Biofuels: aid per hectare of energy crops reduced as the area exceeds 2 million hectares

The Management Committee for Direct Payments today backed unanimously a European Commission proposal to reduce the area on which each farmer may claim the special aid for energy crops in 2007, because the eligible area of 2 million hectares has been exceeded. The aid was introduced in the 2003 reform of the Common Agricultural Policy to provide an incentive for farmers to increase the production of biofuels and electric and thermal energy produced from biomass. Up to the maximum guaranteed area of 2 million hectares, farmers receive €45 per hectare as long as they have concluded a contract with a collector/first processor in order to ensure the crops will be used for processing into the relevant energy products. If this is exceeded, the area on which each farmer can claim aid is reduced by a coefficient to ensure that the €90 million budget is not overrun. The area in 2007 reached approximately 2.84 million hectares and so a reduction coefficient of 0.70337 has been set. In other words, farmers will receive the €45/ha aid for just over 70 % of the land on which they claimed the aid.

"This payment has been very useful in stimulating the European biofuels sector," said Mariann Fischer Boel, Commissioner for Agriculture and Rural Development. "But when we come to the Health Check of the Common Agricultural Policy next month, we will have to ask whether it is still necessary. We now have a binding target for biofuels and a blossoming marketplace."

Figures presented by the Member States show that applications this year have risen to approximately 2.84 million hectares. This year is the first time that 10 of the 'new' Member States which use the Single Area Payment Scheme have been eligible for this aid. The maximum area was therefore increased from 1.5 to 2.0 million hectares.

The simplification of the scheme, introduced recently by the Commission, has apparently contributed to its popularity among both farmers and the processing industry. New elements, like the possibility for Member States to replace a security by the "Optional system of approval" of processors and first collectors, have significantly reduced the administrative burden.
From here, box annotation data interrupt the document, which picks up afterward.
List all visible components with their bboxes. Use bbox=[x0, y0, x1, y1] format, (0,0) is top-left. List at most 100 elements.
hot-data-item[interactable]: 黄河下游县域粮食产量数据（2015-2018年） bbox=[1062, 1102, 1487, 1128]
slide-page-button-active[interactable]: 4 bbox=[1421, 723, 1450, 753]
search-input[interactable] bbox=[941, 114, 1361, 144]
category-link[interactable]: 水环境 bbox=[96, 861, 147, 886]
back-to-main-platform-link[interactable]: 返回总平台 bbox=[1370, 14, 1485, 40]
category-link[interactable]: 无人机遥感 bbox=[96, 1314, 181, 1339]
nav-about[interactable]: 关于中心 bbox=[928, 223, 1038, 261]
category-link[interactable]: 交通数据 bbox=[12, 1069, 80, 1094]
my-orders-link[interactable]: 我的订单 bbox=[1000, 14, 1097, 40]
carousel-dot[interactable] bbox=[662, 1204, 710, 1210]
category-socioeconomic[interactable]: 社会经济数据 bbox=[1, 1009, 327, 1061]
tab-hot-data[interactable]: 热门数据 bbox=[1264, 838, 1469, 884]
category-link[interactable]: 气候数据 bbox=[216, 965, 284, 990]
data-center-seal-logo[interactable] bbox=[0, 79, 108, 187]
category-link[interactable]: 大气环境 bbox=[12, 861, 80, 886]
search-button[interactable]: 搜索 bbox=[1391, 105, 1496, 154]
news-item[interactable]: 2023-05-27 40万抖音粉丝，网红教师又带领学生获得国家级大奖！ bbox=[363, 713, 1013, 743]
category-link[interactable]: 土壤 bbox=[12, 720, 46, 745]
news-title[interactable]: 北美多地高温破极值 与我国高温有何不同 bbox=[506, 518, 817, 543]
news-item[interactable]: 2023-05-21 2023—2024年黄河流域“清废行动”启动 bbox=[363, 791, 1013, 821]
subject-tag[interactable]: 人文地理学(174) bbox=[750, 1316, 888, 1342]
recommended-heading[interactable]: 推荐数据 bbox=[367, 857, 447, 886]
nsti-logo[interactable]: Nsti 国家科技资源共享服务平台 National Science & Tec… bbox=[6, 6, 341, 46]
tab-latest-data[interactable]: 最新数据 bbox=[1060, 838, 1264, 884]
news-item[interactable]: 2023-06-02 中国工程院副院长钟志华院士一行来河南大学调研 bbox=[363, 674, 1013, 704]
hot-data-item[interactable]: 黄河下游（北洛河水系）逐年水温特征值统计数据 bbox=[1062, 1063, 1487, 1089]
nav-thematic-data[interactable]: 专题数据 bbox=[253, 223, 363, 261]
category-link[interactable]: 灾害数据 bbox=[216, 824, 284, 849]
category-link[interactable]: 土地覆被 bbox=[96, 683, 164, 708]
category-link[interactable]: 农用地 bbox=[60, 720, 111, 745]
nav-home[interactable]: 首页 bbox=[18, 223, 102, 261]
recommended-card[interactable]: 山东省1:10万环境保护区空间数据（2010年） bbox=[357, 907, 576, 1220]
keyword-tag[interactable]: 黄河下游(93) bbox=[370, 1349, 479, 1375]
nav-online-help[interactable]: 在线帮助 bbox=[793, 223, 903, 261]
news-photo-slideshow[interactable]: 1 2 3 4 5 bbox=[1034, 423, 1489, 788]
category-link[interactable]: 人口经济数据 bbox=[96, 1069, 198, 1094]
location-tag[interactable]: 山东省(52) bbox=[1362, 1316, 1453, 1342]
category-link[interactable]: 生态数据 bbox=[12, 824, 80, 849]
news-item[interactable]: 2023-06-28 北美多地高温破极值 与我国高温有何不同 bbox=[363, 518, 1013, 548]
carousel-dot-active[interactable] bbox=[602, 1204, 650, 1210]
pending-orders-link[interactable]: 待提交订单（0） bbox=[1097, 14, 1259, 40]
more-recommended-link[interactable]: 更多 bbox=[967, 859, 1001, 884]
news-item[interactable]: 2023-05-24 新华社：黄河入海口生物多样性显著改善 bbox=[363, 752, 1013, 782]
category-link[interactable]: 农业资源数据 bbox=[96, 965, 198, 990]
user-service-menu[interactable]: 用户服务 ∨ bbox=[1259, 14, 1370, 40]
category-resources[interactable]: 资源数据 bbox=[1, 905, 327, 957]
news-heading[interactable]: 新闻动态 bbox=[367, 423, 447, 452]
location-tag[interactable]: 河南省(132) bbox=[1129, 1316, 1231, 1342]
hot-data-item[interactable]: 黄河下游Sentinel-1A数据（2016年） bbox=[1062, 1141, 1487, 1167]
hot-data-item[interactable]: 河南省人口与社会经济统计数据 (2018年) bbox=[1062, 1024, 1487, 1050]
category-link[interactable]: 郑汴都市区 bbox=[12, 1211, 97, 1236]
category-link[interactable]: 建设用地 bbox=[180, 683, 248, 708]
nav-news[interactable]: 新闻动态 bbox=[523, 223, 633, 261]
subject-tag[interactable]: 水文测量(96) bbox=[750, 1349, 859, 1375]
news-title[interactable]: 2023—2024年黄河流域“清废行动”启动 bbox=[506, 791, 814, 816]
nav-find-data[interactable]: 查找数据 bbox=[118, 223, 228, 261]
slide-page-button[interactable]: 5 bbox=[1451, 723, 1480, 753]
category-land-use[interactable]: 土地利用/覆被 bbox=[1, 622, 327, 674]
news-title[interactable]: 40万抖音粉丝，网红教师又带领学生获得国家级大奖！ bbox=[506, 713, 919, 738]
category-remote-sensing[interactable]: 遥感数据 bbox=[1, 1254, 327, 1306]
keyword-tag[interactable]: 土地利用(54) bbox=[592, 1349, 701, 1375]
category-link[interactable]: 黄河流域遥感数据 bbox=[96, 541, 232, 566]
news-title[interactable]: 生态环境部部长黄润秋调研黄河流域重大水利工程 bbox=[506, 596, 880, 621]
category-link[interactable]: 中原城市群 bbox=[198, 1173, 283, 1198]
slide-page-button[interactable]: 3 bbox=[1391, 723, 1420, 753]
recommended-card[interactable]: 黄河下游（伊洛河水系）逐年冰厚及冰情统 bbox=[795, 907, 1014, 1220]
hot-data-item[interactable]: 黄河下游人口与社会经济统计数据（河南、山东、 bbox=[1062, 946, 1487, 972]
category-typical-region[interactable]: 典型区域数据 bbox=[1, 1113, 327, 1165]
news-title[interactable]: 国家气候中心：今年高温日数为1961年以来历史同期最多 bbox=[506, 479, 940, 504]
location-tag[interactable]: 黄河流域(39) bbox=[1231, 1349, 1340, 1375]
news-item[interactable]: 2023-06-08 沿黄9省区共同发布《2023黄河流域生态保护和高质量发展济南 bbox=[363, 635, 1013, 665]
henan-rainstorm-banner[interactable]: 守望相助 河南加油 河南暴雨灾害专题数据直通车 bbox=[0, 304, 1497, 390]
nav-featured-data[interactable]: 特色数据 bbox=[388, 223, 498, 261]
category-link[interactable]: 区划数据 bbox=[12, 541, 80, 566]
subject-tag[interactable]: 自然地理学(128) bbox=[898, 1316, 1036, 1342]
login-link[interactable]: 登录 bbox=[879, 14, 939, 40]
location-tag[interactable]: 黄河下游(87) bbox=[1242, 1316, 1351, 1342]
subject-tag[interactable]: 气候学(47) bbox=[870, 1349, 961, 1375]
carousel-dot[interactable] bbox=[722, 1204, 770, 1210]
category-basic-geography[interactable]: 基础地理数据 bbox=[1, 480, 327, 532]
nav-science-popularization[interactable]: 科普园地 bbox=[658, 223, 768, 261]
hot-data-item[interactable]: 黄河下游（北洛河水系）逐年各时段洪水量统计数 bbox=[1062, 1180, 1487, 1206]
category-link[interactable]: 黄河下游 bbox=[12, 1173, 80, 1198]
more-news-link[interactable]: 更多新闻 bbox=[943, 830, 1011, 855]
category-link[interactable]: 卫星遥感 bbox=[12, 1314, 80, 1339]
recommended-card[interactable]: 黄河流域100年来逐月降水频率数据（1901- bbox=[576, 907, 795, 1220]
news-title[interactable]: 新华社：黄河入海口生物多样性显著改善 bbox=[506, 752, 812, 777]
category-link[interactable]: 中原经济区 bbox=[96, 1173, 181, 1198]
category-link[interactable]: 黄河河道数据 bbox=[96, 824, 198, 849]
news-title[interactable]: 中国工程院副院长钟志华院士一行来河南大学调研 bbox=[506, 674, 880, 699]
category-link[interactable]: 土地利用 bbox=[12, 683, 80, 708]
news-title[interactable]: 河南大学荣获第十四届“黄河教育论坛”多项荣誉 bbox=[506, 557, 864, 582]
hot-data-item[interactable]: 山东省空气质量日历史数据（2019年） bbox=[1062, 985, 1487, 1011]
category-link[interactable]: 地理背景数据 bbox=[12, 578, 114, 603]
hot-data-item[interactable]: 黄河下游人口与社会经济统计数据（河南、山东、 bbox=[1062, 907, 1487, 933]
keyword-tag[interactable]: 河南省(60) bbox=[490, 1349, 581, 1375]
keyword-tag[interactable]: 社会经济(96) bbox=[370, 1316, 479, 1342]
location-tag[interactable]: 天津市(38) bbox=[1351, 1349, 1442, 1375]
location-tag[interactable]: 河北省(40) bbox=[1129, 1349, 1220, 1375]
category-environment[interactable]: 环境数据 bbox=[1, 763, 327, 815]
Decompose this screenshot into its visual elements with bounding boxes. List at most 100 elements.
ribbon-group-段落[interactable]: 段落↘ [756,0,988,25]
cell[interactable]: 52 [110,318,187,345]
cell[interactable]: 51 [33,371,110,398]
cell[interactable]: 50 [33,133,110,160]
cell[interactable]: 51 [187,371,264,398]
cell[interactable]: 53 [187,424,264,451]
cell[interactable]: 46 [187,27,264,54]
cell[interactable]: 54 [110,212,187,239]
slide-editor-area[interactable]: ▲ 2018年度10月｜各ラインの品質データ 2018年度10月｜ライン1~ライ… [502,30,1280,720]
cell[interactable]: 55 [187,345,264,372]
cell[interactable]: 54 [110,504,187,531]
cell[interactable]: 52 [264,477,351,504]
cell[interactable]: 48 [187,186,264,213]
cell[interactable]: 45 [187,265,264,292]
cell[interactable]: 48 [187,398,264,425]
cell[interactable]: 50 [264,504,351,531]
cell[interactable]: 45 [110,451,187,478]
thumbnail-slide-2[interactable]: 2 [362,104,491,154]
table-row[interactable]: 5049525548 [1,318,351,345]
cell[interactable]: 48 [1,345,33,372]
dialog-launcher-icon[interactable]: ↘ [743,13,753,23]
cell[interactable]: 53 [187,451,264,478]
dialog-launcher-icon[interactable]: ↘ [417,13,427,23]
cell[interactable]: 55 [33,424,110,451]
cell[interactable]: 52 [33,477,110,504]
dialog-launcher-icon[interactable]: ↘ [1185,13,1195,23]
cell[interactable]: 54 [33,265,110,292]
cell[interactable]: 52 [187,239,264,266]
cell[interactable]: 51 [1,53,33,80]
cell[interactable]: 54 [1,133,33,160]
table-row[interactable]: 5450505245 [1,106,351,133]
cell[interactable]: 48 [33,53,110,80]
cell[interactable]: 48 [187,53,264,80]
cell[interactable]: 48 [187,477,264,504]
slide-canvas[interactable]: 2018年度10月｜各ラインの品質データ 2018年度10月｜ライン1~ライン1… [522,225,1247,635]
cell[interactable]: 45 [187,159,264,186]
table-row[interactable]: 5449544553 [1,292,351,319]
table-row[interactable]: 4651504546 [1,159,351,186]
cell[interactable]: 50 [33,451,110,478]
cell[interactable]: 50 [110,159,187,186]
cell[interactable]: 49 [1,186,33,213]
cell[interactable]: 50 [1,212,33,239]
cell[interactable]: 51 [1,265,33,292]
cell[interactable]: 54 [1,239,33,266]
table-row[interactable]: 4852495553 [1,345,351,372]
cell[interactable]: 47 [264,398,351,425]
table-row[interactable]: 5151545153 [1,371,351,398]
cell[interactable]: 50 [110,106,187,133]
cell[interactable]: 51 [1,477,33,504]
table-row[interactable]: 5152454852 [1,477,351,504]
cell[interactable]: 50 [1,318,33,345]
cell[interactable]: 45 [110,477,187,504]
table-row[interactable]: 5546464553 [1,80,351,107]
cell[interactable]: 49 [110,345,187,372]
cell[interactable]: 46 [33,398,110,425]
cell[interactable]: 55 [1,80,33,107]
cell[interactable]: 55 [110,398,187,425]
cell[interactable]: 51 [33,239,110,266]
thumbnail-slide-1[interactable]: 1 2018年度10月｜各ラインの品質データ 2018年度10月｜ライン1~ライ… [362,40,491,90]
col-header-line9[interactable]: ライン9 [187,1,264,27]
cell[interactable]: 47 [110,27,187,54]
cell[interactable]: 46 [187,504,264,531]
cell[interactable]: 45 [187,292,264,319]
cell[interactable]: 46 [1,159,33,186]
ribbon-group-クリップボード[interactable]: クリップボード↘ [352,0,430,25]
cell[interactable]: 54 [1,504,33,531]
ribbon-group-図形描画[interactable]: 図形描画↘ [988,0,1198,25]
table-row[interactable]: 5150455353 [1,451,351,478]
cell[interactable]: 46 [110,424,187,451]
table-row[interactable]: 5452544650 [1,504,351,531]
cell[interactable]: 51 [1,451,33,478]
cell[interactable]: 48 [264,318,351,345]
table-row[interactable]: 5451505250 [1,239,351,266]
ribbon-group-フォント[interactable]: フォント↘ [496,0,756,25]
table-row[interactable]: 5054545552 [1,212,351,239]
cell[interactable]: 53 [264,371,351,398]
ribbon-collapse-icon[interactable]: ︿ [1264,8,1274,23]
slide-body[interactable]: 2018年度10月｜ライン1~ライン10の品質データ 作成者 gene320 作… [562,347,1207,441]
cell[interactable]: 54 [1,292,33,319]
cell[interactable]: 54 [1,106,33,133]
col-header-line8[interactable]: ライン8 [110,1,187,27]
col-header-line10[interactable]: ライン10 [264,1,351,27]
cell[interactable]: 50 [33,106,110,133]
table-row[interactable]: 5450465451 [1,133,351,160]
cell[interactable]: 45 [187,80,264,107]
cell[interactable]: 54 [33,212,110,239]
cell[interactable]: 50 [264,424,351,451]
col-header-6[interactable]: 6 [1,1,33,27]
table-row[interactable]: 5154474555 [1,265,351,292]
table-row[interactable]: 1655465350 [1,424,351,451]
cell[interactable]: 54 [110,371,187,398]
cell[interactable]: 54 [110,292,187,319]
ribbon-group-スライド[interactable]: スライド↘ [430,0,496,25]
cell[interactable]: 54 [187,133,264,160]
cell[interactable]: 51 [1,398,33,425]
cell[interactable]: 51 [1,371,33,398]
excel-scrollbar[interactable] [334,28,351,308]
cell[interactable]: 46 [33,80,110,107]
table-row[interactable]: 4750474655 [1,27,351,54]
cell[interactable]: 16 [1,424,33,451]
The implementation of the scheme started in 2004, when the area covered totalled 0.31 million hectares. The area increased over the next two years (2005 – 0.57 million ha and 2006 – 1.23 million ha). This year the total area reached approximately 2.84 million ha.

The expansion of the areas under the scheme in 2007 reflects its successful implementation among Member States. The farmer's interest in production of energy crops has significantly increased in only four years and for the first time in 2007 the total budget of €90 million will be fully used.